BOI: And you are also doing Dibakar Banerjee’s…
MK: I finished that. Bombay Talkies part 2. It was an interesting concept, interesting mindset, but I love to work with directors of today’s generation. Everybody is trying on different levels, so for me it’s a great playground.
BOI: Now there are so many directors making different content… now we have short films, television serials and the Internet. As an actor, what kind of growth do you see?
MK: I think there is so much potential to work in different kinds of set-ups and different kinds of stories, and there is a lot of potential to grow as an actor. And, of course, there is a lot of responsibility too as everybody’s level of work is so good.
BOI: Will we see you experimenting or directing something or…
MK: I would love to someday, but not now.
BOI: Sunaina, we all know that Manisha is a brilliant actor. Having worked with her, what kind of director do you think she would make?
SB: I think she would be amazing at it. Directing requires sensitivity and an instinctive understanding of human emotions and depth. To be a brilliant actor, you have to have all those qualities that a director would have. A director might not have all the qualities that an actor has but an actor I think would have all those qualities.
MK: Can I debate about this? (Laughs) I feel I am used to movies. And, as an actor, we live such a good life. The hard work, really, takes place behind the camera. So I think being a director would be a thousand times harder than being a producer. We actors are a lazy lot.
SB: I am so caught up with this film right now that I want to make sure it releases well. After that, I will take a break and think about my next film. It’s a faraway thought.
MK: She is so young and has already written a film, made a film and released a film. That’s a huge thing. I think you should just enjoy this before getting into the next one.
BOI: It must have been quite a harrowing experience. Now that you are promoting the film, how would you define that experience?

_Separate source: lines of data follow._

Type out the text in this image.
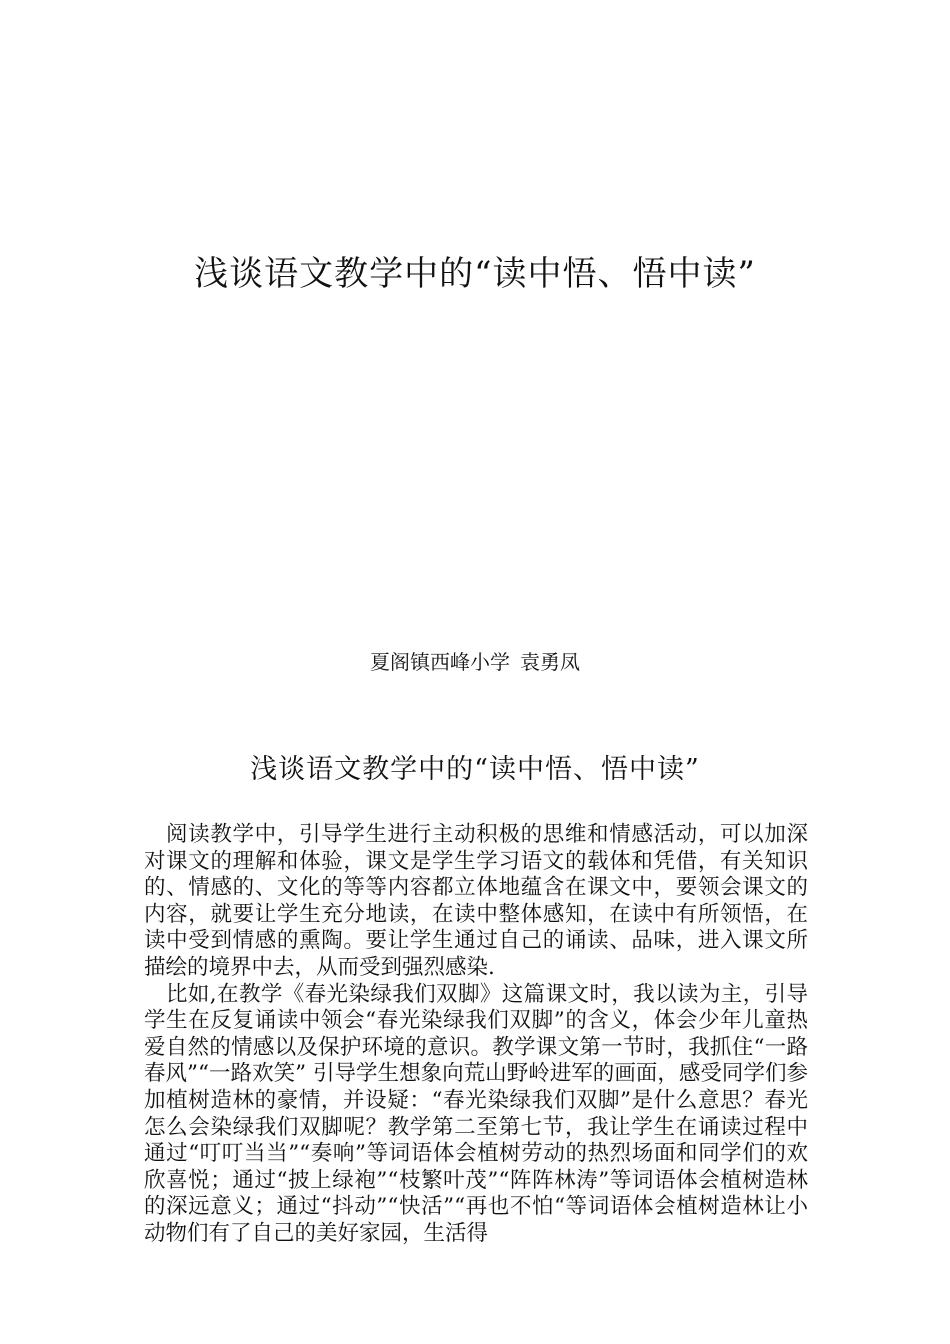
浅谈语文教学中的“读中悟、悟中读”

夏阁镇西峰小学 袁勇凤

浅谈语文教学中的“读中悟、悟中读”

阅读教学中，引导学生进行主动积极的思维和情感活动，可以加深对课文的理解和体验，课文是学生学习语文的载体和凭借，有关知识的、情感的、文化的等等内容都立体地蕴含在课文中，要领会课文的内容，就要让学生充分地读，在读中整体感知，在读中有所领悟，在读中受到情感的熏陶。要让学生通过自己的诵读、品味，进入课文所描绘的境界中去，从而受到强烈感染.

比如,在教学《春光染绿我们双脚》这篇课文时，我以读为主，引导学生在反复诵读中领会“春光染绿我们双脚”的含义，体会少年儿童热爱自然的情感以及保护环境的意识。教学课文第一节时，我抓住“一路春风”“一路欢笑” 引导学生想象向荒山野岭进军的画面，感受同学们参加植树造林的豪情，并设疑：“春光染绿我们双脚”是什么意思？春光怎么会染绿我们双脚呢？教学第二至第七节，我让学生在诵读过程中通过“叮叮当当”“奏响”等词语体会植树劳动的热烈场面和同学们的欢欣喜悦；通过“披上绿袍”“枝繁叶茂”“阵阵林涛”等词语体会植树造林的深远意义；通过“抖动”“快活”“再也不怕“等词语体会植树造林让小动物们有了自己的美好家园，生活得
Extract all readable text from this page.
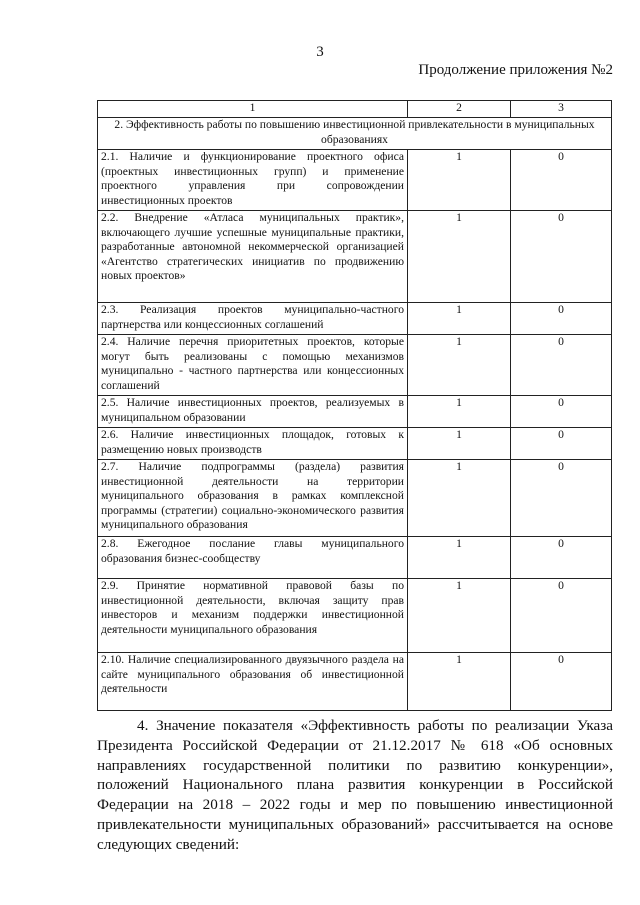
3
Продолжение приложения №2
1	2	3
2. Эффективность работы по повышению инвестиционной привлекательности в муниципальных образованиях		
2.1. Наличие и функционирование проектного офиса (проектных инвестиционных групп) и применение проектного управления при сопровождении инвестиционных проектов	1	0
2.2. Внедрение «Атласа муниципальных практик», включающего лучшие успешные муниципальные практики, разработанные автономной некоммерческой организацией «Агентство стратегических инициатив по продвижению новых проектов»	1	0
2.3. Реализация проектов муниципально-частного партнерства или концессионных соглашений	1	0
2.4. Наличие перечня приоритетных проектов, которые могут быть реализованы с помощью механизмов муниципально - частного партнерства или концессионных соглашений	1	0
2.5. Наличие инвестиционных проектов, реализуемых в муниципальном образовании	1	0
2.6. Наличие инвестиционных площадок, готовых к размещению новых производств	1	0
2.7. Наличие подпрограммы (раздела) развития инвестиционной деятельности на территории муниципального образования в рамках комплексной программы (стратегии) социально-экономического развития муниципального образования	1	0
2.8. Ежегодное послание главы муниципального образования бизнес-сообществу	1	0
2.9. Принятие нормативной правовой базы по инвестиционной деятельности, включая защиту прав инвесторов и механизм поддержки инвестиционной деятельности муниципального образования	1	0
2.10. Наличие специализированного двуязычного раздела на сайте муниципального образования об инвестиционной деятельности	1	0
4. Значение показателя «Эффективность работы по реализации Указа Президента Российской Федерации от 21.12.2017 № 618 «Об основных направлениях государственной политики по развитию конкуренции», положений Национального плана развития конкуренции в Российской Федерации на 2018 – 2022 годы и мер по повышению инвестиционной привлекательности муниципальных образований» рассчитывается на основе следующих сведений:
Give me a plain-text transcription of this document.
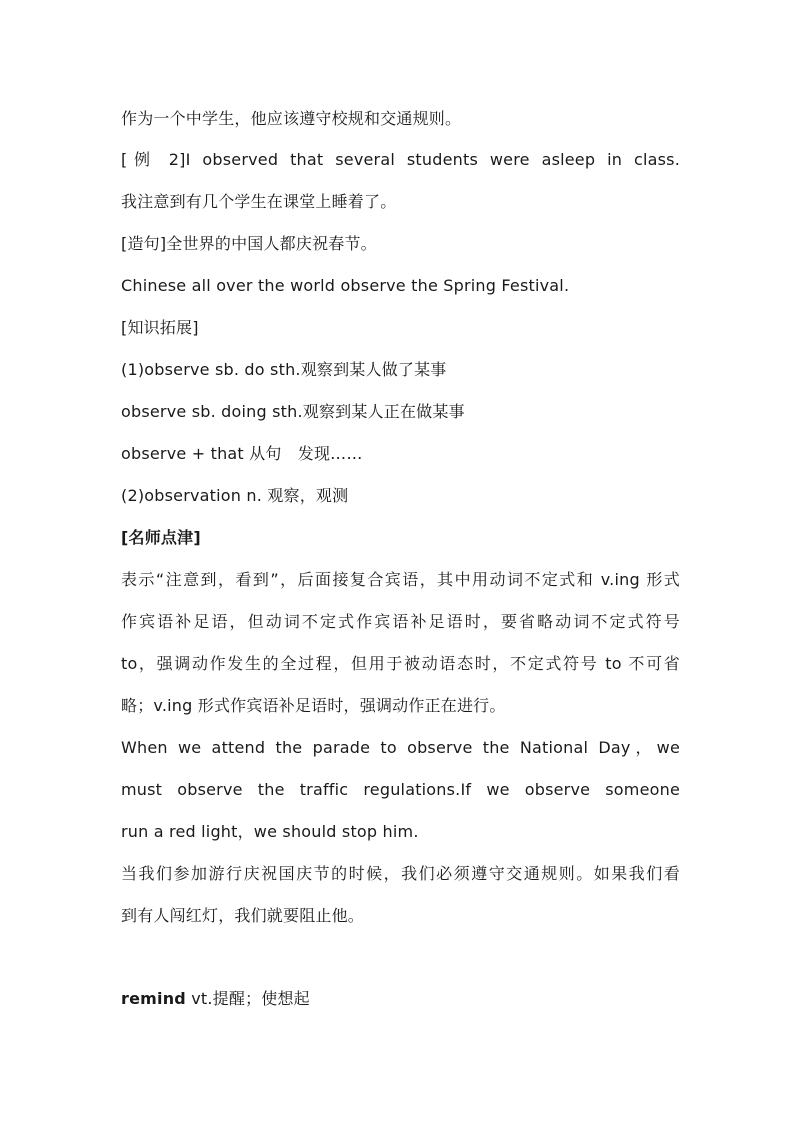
作为一个中学生，他应该遵守校规和交通规则。
[例 2]I observed that several students were asleep in class.
我注意到有几个学生在课堂上睡着了。
[造句]全世界的中国人都庆祝春节。
Chinese all over the world observe the Spring Festival.
[知识拓展]
(1)observe sb. do sth.观察到某人做了某事
observe sb. doing sth.观察到某人正在做某事
observe + that 从句　发现……
(2)observation n. 观察，观测
[名师点津]
表示“注意到，看到”，后面接复合宾语，其中用动词不定式和 v.ing 形式
作宾语补足语，但动词不定式作宾语补足语时，要省略动词不定式符号
to，强调动作发生的全过程，但用于被动语态时，不定式符号 to 不可省
略；v.ing 形式作宾语补足语时，强调动作正在进行。
When we attend the parade to observe the National Day，we
must observe the traffic regulations.If we observe someone
run a red light，we should stop him.
当我们参加游行庆祝国庆节的时候，我们必须遵守交通规则。如果我们看
到有人闯红灯，我们就要阻止他。
remind vt.提醒；使想起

SB: Like I said, that pinch-me thing happens all the time. I mean, everything is new. When we launched our trailer, that was a big pinch-me moment as well, so everything is a first and so everything has been very special so far. Now that we are promoting the film and I realised that the date was drawing closer and that people were going to see it. It is nerve-wracking and stomach-churning when you feel that, ‘Oh my God, very soon, people are going to watch it.’ So, yes, it’s a great feeling.
BOI: What can the audience expect from the film? And what can Manisha Koirala’s fans expect?
SB: Manisha Koirala’s fans will be very happy. For the audience, it’s a new story, it’s a slice-of-life thing. Most films work on a bigger scale, where everything is very dramatic and big incidents happen and big things happen. In this film, it’s about everyday life and how small things make our life and the moments that we live with other people and the relationships we share. I think this story is what most people can relate to, regardless of their age.
MK: I hope so. I really hope so. (Laughs).
BOI: And, lastly, since this is BOI, the obvious question… numbers, expectations, anything?
SB: You should ask her
MK: I have no idea (Laughs). We have done this movie with a lot of sweat, a lot of hard work and a lot of heart. We will have to let people decide what they think of it.
SB: Yes, they will have to decide. I firmly believe that good films always get an audience. I don’t think I can name a single film that was really good and that didn’t get an audience. So I am riding on that faith.